For additional information, including photos and video, visit: http://www.onthescene.com/MNR/PwC/pwc_theoscars2005.htm

Fun Facts from 72 Years of Oscar(r) Balloting



 -- 420,000: The approximate number of ballots counted by
    PricewaterhouseCoopers in 72 years on the job.

 -- 2,425: The number of winners' envelopes stuffed since the
    envelope system was introduced in 1941.

 -- 1,700: The approximate number of "person-hours" it takes the
    PricewaterhouseCoopers team every year to count and verify the
    ballots by hand.

 -- 72: The number of years PricewaterhouseCoopers has conducted
    the Oscar balloting.

 -- 52: The number of broadcasts PricewaterhouseCoopers' partners
    have appeared on since 1953 -- the year the Oscars were first
    televised.  The partners used to come on stage to hand-deliver
    the envelopes -- hence, "and the envelope please" -- but this
    is now done just offstage.

 -- 24: The number of awards categories tabulated at a secret
    location known only to the members of the small
    PricewaterhouseCoopers ballot team

 -- 7: The number of days it takes to count the ballots for
    nominations.

 -- 3: The number of days it takes to count the final ballots.

About PricewaterhouseCoopers

PricewaterhouseCoopers' Entertainment and Media (E&M) practice is comprised of a network of more than 3,000 practitioners providing audit, advisory and tax services to help clients manage risk, maximize shareholder value and support M&A activities. It addresses business challenges for its clients, including developing strategies to leverage digital technology; marketplace positioning in industries characterized by consolidation and convergence; and identifying new sources of financing. Known as an industry thought leader, the E&M practice publishes the annual Global Entertainment and Media Outlook and other surveys and white papers highlighting current and future trends in the industry.

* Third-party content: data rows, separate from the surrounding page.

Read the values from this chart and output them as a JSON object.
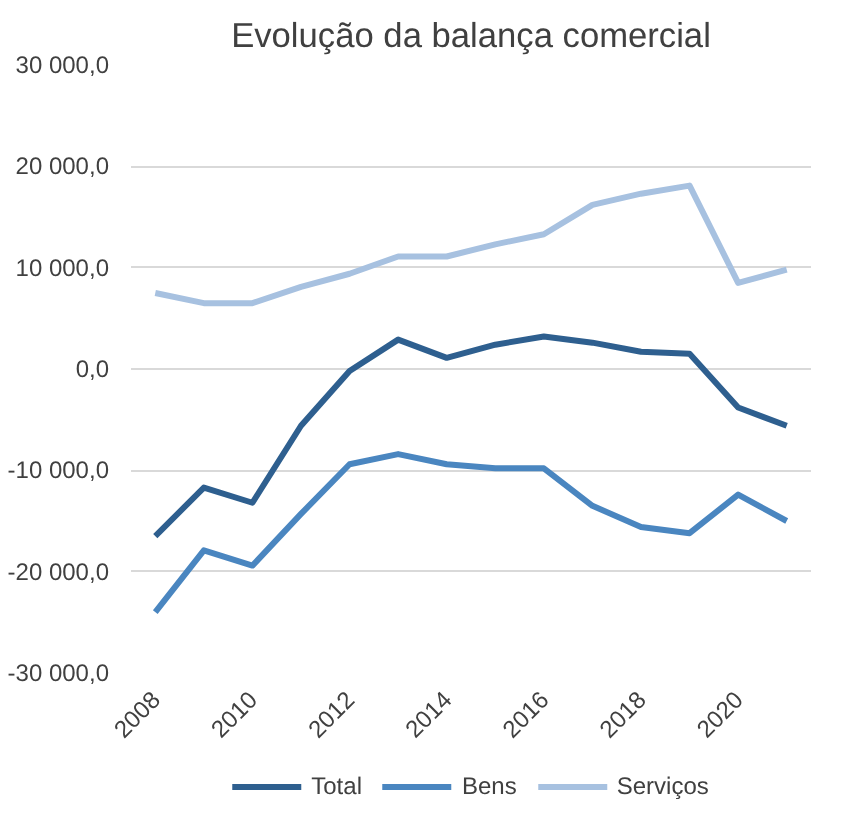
{
  "chart_data": {
    "type": "line",
    "title": "Evolução da balança comercial",
    "categories": [
      "2008",
      null,
      "2010",
      null,
      "2012",
      null,
      "2014",
      null,
      "2016",
      null,
      "2018",
      null,
      "2020",
      null
    ],
    "series": [
      {
        "name": "Total",
        "color": "#2e5f8f",
        "values": [
          -16500,
          -11700,
          -13200,
          -5600,
          -200,
          2900,
          1100,
          2400,
          3200,
          2600,
          1700,
          1500,
          -3800,
          -5600
        ]
      },
      {
        "name": "Bens",
        "color": "#4a86c0",
        "values": [
          -24000,
          -17900,
          -19400,
          -14300,
          -9400,
          -8400,
          -9400,
          -9800,
          -9800,
          -13500,
          -15600,
          -16200,
          -12400,
          -15000
        ]
      },
      {
        "name": "Serviços",
        "color": "#a7c1e0",
        "values": [
          7500,
          6500,
          6500,
          8100,
          9400,
          11100,
          11100,
          12300,
          13300,
          16200,
          17300,
          18100,
          8500,
          9800
        ]
      }
    ],
    "ylim": [
      -30000,
      30000
    ],
    "yticks": [
      {
        "value": -30000,
        "label": "-30 000,0"
      },
      {
        "value": -20000,
        "label": "-20 000,0"
      },
      {
        "value": -10000,
        "label": "-10 000,0"
      },
      {
        "value": 0,
        "label": "0,0"
      },
      {
        "value": 10000,
        "label": "10 000,0"
      },
      {
        "value": 20000,
        "label": "20 000,0"
      },
      {
        "value": 30000,
        "label": "30 000,0"
      }
    ],
    "grid": "y",
    "legend": "bottom",
    "marker": "none",
    "line_style": "solid"
  }
}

PricewaterhouseCoopers (www.pwc.com) provides industry-focused assurance, tax and advisory services to build public trust and enhance value for its clients and their stakeholders. More than 130,000 people in 148 countries work collaboratively using Connected Thinking to develop fresh perspectives and practical advice.

"PricewaterhouseCoopers" refers to the network of member firms of PricewaterhouseCoopers International Limited, each of which is a separate and independent legal entity.